Feeding always goes onto already-damp soil, never dry roots — water green shiso first if the soil is dry, then apply the diluted feed. The companion question is when to water at all, covered in the green shiso watering schedule.

Signs you are over-feeding green shiso

Over-feeding is far more common — and more damaging — than under-feeding for most plants. The classic tells for green shiso:

Signs you are under-feeding green shiso

If the symptoms point at watering, light or roots rather than nutrition, the full green shiso care brief covers soil, humidity and the common problems for this species.

Flushing and leaching the salts

Pot-grown green shiso builds up feed salts quickly — water until it drains each time and flush the pot with plain water every few weeks, especially on a sunny windowsill.

Organic vs synthetic feeds for green shiso

Organic options

A diluted seaweed feed or worm-casting tea keeps soft growth coming without overdoing it. UK: dilute seaweed or Westland; US: Espoma Garden-tone or Neptune's Harvest. Gentle, hard to overdo, flavour-friendly.

Synthetic / liquid feeds

A balanced liquid feed at half strength through harvesting — UK: Phostrogen, Baby Bio or Westland; US: Miracle-Gro all-purpose at half strength. Fast regrowth; just do not overdo the nitrogen.

Brand names are examples, not endorsements, and UK and US ranges differ — check the label’s own NPK and dilution rate, since formulations change.

Fertilising green shiso — frequently asked questions

What fertiliser does green shiso need?

A balanced general feed (even N-P-K) at modest strength — enough nitrogen to keep replacing the leaves you pick, but not so much that flavour thins or it bolts to seed. Green Shiso is a soft, fast leafy herb that you harvest hard — a modest balanced feed keeps tender growth coming without tipping it into bland or bolting.

How often should I feed green shiso?

Moderate feeder grown for leaf. Work compost in at planting and give a balanced or nitrogen-leaning liquid feed every 3-4 weeks to keep new growth tender. Moderate feeder grown for leaf. Work compost in at planting and give a balanced or nitrogen-leaning liquid feed every 3-4 weeks to keep new growth tender. In practice: a balanced liquid feed every few weeks through the main growing and harvesting season (spring through early autumn), more often the harder you are picking it.

What strength of feed for green shiso?

Half strength is a sensible default for green shiso — enough to fuel regrowth after cutting, gentle enough that the leaves stay aromatic rather than watery.

What does over-feeding green shiso look like?

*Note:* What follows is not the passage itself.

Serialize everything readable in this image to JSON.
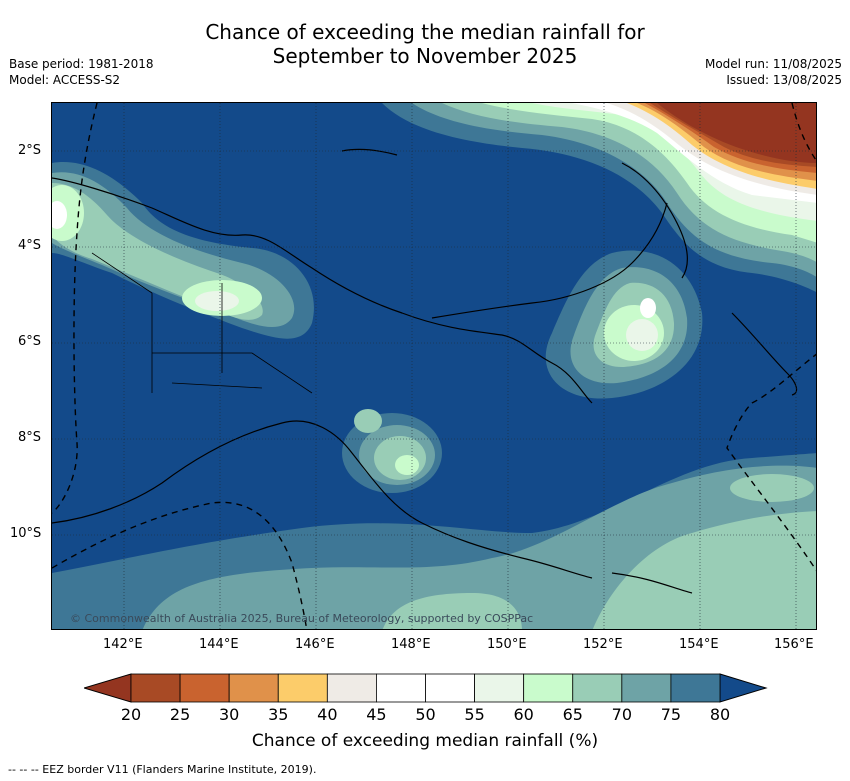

Fast, soft, pale growth with diluted, less aromatic flavour. Early bolting (running to flower) and a bitter edge. Salt crust and scorched tips on container plants. Over-feeding green shiso with strong nitrogen is the usual mistake — it grows fast and lush but the leaves turn bland and it bolts to flower sooner, ending the useful harvest early.

Should I flush the soil of green shiso?

Pot-grown green shiso builds up feed salts quickly — water until it drains each time and flush the pot with plain water every few weeks, especially on a sunny windowsill.